If you go on to wetlands, 13 of the ACT’s wetlands are listed in the national directory of important wetlands in Australia. But are we looking after them? Who knows? The report says:

Information on the health of ACT wetlands is patchy with few projects surveying riparian health and water quality. Wetland health has been variable in those that have been surveyed. One of the challenges for management of wetlands is the individuality that characterises each wetland.

If you read through the report, it is quite clear that the importance of healthy lakes and waterways to the future of the ACT has not been taken seriously by the Labor Party. It has not been taken seriously by a succession of Labor environment ministers, and it has not been taken seriously such that we get to the state today where we had a full report which the minister is yet to report on and will do so in detail early in the new year.

The government has also embarked on a number of projects to help improve the quality of inflows to our lakes and waterways, so we have to look again at the efficiency and efficacy of these projects.

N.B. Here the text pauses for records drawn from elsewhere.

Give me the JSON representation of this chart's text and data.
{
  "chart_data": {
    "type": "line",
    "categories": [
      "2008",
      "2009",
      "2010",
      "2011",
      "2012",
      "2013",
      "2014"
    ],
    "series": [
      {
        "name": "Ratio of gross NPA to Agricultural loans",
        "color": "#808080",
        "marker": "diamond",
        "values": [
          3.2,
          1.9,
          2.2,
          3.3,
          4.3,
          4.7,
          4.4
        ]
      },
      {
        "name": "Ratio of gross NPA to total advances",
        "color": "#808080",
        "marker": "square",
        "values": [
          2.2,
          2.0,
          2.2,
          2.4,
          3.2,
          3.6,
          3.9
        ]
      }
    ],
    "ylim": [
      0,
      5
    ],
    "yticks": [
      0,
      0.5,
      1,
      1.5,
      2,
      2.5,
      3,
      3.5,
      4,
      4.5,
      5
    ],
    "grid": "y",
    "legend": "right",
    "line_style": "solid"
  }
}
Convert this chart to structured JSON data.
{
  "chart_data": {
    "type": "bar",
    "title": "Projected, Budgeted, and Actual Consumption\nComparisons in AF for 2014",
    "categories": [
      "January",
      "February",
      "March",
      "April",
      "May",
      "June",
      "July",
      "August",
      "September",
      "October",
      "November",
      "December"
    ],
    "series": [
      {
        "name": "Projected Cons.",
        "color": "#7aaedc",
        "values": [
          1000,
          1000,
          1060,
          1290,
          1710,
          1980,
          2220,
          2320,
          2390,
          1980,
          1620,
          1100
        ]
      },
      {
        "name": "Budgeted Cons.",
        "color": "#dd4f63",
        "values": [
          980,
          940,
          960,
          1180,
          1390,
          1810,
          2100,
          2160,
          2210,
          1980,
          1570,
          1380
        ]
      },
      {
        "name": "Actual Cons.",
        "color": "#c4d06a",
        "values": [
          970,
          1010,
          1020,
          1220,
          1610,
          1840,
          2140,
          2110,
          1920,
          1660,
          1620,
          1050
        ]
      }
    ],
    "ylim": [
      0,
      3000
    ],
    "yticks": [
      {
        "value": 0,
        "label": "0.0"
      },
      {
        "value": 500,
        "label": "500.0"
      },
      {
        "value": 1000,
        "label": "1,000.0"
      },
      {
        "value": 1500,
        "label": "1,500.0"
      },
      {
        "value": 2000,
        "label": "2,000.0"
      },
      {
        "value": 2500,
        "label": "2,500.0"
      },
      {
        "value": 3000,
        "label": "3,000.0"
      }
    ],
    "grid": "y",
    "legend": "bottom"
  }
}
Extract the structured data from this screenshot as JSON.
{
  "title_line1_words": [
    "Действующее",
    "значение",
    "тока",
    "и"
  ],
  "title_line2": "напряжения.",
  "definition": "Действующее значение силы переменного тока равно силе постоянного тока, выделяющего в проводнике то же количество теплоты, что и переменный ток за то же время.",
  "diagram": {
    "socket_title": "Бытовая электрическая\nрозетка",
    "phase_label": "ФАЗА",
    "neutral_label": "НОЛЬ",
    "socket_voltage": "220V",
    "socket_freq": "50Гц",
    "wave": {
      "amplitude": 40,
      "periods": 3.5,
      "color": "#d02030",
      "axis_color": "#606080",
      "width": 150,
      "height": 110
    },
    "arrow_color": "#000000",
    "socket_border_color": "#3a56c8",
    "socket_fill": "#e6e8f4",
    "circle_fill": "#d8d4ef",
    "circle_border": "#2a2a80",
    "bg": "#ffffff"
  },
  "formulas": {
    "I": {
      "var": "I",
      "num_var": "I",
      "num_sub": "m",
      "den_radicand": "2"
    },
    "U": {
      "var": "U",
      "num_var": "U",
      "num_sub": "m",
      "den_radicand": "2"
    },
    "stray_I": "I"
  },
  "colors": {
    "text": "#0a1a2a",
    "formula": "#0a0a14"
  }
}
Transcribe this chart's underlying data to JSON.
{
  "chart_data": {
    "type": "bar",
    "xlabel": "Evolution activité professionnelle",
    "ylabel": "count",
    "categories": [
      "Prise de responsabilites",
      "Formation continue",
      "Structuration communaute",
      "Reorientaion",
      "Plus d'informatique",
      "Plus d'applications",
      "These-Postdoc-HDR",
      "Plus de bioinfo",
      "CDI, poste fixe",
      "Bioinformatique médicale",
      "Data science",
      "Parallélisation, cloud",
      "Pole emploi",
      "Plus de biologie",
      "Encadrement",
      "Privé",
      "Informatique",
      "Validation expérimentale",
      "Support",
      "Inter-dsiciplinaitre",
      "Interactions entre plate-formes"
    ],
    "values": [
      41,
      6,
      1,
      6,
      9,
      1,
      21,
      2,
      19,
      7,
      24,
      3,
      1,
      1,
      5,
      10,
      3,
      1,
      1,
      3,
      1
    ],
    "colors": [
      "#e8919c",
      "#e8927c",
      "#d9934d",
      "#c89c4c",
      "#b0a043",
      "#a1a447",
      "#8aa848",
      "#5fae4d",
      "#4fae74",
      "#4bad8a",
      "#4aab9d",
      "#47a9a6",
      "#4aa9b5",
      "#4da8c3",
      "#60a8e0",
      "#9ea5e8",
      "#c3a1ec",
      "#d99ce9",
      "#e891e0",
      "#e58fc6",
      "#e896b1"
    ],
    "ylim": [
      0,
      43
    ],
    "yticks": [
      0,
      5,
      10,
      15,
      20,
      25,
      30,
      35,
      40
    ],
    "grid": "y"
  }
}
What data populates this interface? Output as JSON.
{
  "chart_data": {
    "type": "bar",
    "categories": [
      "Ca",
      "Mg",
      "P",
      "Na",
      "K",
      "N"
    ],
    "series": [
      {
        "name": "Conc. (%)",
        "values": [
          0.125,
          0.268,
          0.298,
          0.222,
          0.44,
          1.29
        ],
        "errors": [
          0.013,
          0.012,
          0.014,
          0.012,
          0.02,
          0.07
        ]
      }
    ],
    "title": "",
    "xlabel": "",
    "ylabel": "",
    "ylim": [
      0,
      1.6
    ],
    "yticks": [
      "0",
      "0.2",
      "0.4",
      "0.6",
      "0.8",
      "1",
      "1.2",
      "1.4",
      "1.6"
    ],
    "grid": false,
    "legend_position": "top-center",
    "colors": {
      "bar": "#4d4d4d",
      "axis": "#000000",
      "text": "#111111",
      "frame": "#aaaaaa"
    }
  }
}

These included stormwater capture projects and urban waterways projects, including reticulation for irrigation purposes—laudable enough—and I put on record for those that have not been here for a long time that the first of these, of course, was the City Edge, a project for which I was responsible as the minister for both planning and the environment. That has worked extremely well. It set a standard. Unfortunately that standard has not been followed and not been adhered to by those that came after that government.

The projects government have done are laudable enough. The health of our lakes in particular is under serious pressure, suffering from heightened littering, the effects of exotic fish species, blue-green algae and, indeed in the case of Lake Burley Griffin, even raw sewage from Queanbeyan.

But the government’s approach has been idealistic rather than practical. The projects that have been delivered have been marred by huge cost overruns, a lack of economic analysis and no idea of what charges to make for water use for irrigation.

I refer to the ICRC in its report on secondary water use released in July 2012, which brings into serious question the economic viability of public secondary water use projects and urban waterway projects. The report recommended, in fact, that further public secondary water investment not be undertaken now. It also concluded that urban waterway projects were poorly evaluated as to their cost-benefit analysis and recommended that further activity in this area be restricted to trialling an inner north pilot stormwater project.